Koper, przez który psują się ogórki? Wiemy, którego unikać
Ogórki małosolne to smak dzieciństwa i letni hit każdej kuchni. Ale uwaga! Jeden niepozorny błąd może sprawić, że wszystkie słoiki pójdą do kosza. Chodzi o koper. Zły wybór i całe lato masz z głowy – zamiast smakowitych ogóreczków, będziesz miała kiszonkowy dramat w słoiku. Zobacz, jak nie zmarnować całej roboty i czego nigdy nie dodawać do ogórków!

Ogórki małosolne - klasyk, który podobno trudno zepsuć
Lekko kwaśne, chrupiące, pachnące koperkiem i czosnkiem. Smak lata, dzieciństwa i wakacji u babci. Wydaje się, że zrobienie ich to banał: ogórki, woda z solą, chrzan, czosnek i koper. Ale właśnie ten ostatni składnik potrafi nieźle zamieszać!
Koper koprowi nierówny
Nie każdy koper to koper do ogórków. Niektórzy sięgają po pierwszy lepszy pęczek z warzywniaka - najczęściej zielony, delikatny, jak do ziemniaków. A potem dziwią się, że ogórki zamiast pachnieć, śmierdzą. I że nie chrupią, tylko się "rozłażą".
Najgorszy błąd? Użycie kopru włoskiego. Ma zupełnie inny aromat - anyżkowy, ostry i duszący. Nadaje się do dań śródziemnomorskich, ale nie do kiszenia! Co więcej, nie ma właściwości konserwujących.
Do kiszenia używa się kopru ogrodowego - z baldachami. Te żółte "parasole" to właśnie to, co nadaje ogórkom ten specyficzny zapach i smak. To nie młoda natka, tylko dojrzałe łodygi i kwiaty są sercem każdej dobrej kiszonki.
Kiedy zbierać koper idealny?
Najlepszy moment to koniec czerwca i lipiec, kiedy baldachy są zwarte i pachnące, ale jeszcze nie przekwitły. Wtedy warto zrobić zapas - nawet do zamrażarki. Ale uwaga - nie siekaj! Mroź koper w całości. Inaczej straci aromat, a po rozmrożeniu zamieni się w smętną breję.
A jeśli kupiłaś już ogórki, a nie dowieźli świeżego kopru do warzywniaka?
Spokojnie. Jeśli masz tylko młody koper - użyj go, ale miej świadomość, że smak będzie delikatniejszy. Czasem warto poświęcić więcej czasu, pojechać na rynek gdzieś dalej, by zdobyć prawdziwy, świeży koper, a nawet zapytać sąsiadki, czy przypadkiem nie ma kopru z działki.
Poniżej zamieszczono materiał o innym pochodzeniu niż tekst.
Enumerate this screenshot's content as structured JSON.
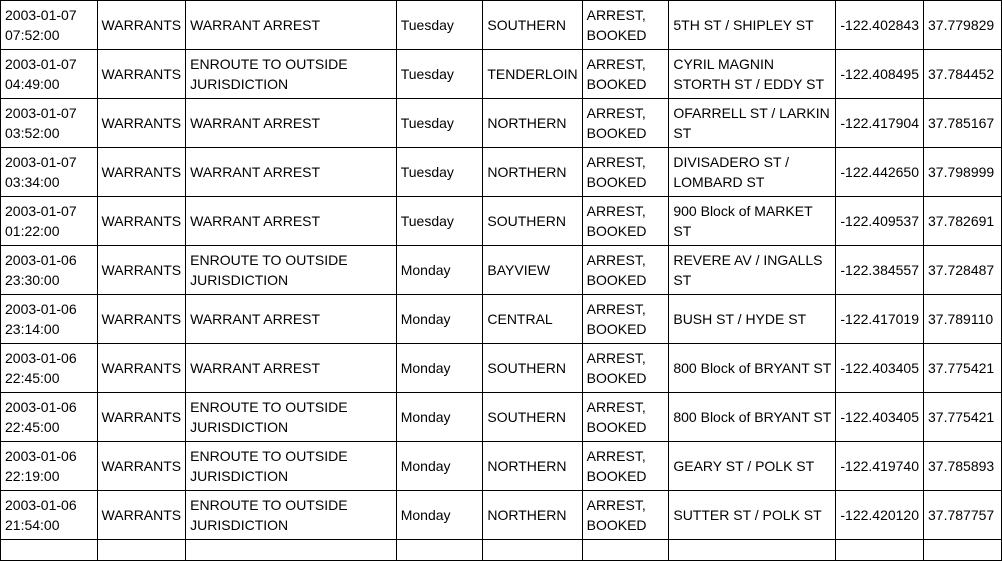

Ogórkowy sukces w twoich rękach
Jeżeli nie jesteś "postawiona pod ścianą", to nie używaj koperku do ziemniaków, nie kupuj kopru włoskiego, nie siekaj na zapas. Koper do ogórków musi być dorosły, z baldachem i najlepiej prosto z ogrodu albo od sprawdzonego sprzedawcy na bazarku.
Z pozoru drobiazg, ale robi ogromną różnicę. Zły koper to zmarnowane ogórki, stracony czas i frustracja. Dobry koper to gwarancja sukcesu - ogórki wyjdą aromatyczne, jędrne i niepowtarzalne.